Georg Maier

blicken – sehen – schauen. Beiträge zur Physik als Erscheinungswissenschaft
 Zusammengestellt und mit einem Vorwort versehen von Johannes Grebe-Ellis

400 S., geb. € 38,–. Kooperative Dürnau 2004

 

In zeitlicher Nähe zum 70. Geburtstag (2003) hat J. Grebe-Ellis 28 Aufsätze von Georg Maier aus den Jahren 1969 bis 2003 in einem Sammelband zugänglich gemacht. Maier, der 1969 aus dem Institut für Neutronenphysik in Jülich zum Forschungsinstitut am Goetheanum wechselte, ist für viele jüngere Naturwissenschaftler und insbesondere für Physiklehrer ein Anreger und Impulsgeber geworden. Insbesondere sein Buch Optik der Bilder, das bereits in 5. Auflage erschienen ist, hat über die Optik-Epoche der 12. Klasse an Waldorfschulen indirekt auch zahlreiche Waldorfschüler an neue Betrachtungsweisen herangeführt.

Der nun erschienene Sammelband lässt an Betrachtungen zur Mechanik, zur Optik, zur Zeit und manchen anderen Themen immer wieder methodische Herangehensweisen erfahren, die neu und bereichernd sind. Obgleich als Atomphysiker mit Modellbildungen und -bildern bestens vertraut, versucht Maier das reduktionistische Ausblenden von Wahrnehmungsqualitäten zu meiden und sich selbst dem Reichtum der Phänomene zu öffnen. Jeder Aufsatz kann als ein Bericht davon gelesen werden, wie der Autor sich ein Stück Welt wesenhaft erschlossen hat. Dabei kommt er nie in Gefahr, den Fehler einer missverstandenen Phänomenologie zu begehen, nämlich Experimente oder andere Erscheinungen nebeneinander zu stellen, ohne ihren inneren Zusammenhang sichtbar werden zu lassen. Das Gegenteil ist bei Maier der Fall: Seine Methode ist ein eingehendes Betrachten. Er gibt sich einer Erscheinung ganz hin, damit sie ihr Wesen in ihm aussprechen kann. Ein Zustand aktiver Aufnahmefähigkeit, aktiver Passivität, in dem das Du sein Wesen offenbaren kann, ist gefordert, der dem Objekt keine Vorstellungen aufzwingt, sondern das Andere in sich wirksam werden lässt. So kann sich dann im aktiven Nebeneinanderstellen, Vergleichen, Ordnen von Phänomenen dem denkenden Betrachten der innere Zusammenhang der Erscheinungen, der dem bloßen Betrachten verborgene Logos offenbaren. So versucht Maier zugleich eine Forderung des Philosophen Schelling zu verwirklichen: Die Natur erkennen, heißt die Natur schaffen. Dies meint nicht, sie in die Form einer Modellvorstellung zu zwingen, sondern sie im anschauenden Denken sich selber aussprechen zu lassen.
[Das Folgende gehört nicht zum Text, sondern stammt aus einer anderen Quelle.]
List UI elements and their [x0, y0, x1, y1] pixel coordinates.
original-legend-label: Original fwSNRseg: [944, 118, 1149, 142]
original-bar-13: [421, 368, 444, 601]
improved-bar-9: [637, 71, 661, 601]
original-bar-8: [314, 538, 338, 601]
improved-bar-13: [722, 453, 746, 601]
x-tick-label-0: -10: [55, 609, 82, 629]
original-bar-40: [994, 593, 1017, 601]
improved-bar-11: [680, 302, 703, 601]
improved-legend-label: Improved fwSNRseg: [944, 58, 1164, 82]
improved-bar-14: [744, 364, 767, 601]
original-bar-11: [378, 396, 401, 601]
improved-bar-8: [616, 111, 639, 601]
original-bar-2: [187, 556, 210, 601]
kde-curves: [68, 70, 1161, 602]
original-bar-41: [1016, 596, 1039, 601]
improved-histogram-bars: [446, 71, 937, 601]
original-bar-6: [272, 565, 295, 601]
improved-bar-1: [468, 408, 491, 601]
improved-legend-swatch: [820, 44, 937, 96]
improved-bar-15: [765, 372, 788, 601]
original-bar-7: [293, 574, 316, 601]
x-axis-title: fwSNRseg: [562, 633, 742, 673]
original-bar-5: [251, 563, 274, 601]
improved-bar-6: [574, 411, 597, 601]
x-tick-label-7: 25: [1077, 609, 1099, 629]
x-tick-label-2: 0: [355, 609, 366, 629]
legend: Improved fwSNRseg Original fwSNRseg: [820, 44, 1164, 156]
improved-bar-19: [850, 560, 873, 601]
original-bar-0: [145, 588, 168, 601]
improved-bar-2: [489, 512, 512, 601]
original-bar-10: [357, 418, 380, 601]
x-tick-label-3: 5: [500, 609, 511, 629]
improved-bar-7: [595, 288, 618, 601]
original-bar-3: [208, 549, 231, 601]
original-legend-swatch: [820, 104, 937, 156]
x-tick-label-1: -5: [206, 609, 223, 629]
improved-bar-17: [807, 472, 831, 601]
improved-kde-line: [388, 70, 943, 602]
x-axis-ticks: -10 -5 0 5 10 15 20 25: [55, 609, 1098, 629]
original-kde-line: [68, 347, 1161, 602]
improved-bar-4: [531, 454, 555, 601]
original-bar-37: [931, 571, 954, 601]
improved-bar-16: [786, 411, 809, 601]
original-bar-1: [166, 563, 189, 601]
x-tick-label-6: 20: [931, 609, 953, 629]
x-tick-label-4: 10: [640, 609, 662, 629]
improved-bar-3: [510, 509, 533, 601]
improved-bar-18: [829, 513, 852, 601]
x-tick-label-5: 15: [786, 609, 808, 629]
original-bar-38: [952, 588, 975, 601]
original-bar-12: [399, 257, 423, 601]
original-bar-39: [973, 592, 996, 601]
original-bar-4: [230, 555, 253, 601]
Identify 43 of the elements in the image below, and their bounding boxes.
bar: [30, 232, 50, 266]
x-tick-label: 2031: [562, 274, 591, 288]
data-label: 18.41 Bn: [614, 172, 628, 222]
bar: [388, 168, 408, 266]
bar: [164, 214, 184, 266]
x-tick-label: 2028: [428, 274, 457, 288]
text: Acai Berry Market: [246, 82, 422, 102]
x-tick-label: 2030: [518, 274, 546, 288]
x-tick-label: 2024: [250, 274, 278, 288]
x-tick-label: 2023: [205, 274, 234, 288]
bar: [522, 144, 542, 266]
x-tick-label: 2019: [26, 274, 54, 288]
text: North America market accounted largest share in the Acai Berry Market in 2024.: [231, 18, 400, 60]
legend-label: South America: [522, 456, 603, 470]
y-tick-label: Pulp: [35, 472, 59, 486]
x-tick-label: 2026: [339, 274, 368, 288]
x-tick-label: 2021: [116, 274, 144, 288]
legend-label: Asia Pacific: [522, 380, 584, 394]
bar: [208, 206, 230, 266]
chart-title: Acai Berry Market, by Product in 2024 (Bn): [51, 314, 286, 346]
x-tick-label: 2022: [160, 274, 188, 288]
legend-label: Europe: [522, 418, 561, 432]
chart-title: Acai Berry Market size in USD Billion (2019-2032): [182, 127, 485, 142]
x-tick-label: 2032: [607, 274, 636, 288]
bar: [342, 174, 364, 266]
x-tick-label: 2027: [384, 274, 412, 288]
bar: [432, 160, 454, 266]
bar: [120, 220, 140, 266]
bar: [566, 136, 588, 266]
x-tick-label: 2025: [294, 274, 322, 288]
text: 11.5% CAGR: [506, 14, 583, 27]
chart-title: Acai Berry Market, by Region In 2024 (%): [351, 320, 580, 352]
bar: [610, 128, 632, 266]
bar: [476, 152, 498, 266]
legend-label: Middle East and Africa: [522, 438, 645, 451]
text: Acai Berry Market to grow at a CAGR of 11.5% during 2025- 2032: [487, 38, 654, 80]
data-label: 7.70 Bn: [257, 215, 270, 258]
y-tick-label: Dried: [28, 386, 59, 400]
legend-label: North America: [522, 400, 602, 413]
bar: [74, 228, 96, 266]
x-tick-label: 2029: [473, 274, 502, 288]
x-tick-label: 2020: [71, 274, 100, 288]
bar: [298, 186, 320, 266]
Es ist bekannt, wie wenig anziehend physikalische Betrachtungen auf die Mehrheit der Zeitgenossen wirken. Wer – außer einigen Fachleuten – sollte sich für Themen wie die Beugungserscheinungen am Licht oder über einen verformbaren Hohl-Wölb-Spiegel interessieren? In manchen werden eher unerfreuliche Reminiszenzen gehabten Physikunterrichts auftauchen. Aber es kann ja nicht sein, dass die uns umgebende physische Welt, in der und aus der wir alle leben, nicht von
höchstem Interesse sein könnte. Georg Maiers Arbeiten können uns helfen, vielfach unverstanden Gelerntes aufzubrechen und einem voll menschlichen Erleben zuzuführen. Deshalb möchte man diesem Buch eine breite Leserschaft auch von Nichtfachleuten wünschen. Wie anders würde ein Deutsch- oder Geschichtslehrer auch seine Fächer unterrichten, wenn er zu den Erscheinungsformen der physikalischen Welt ein Verhältnis gewinnen könnte, wie es in uns durch den Autor angeregt werden kann. Das Buch ist ein Erziehungsmittel weit über die behandelten Inhalte hinaus.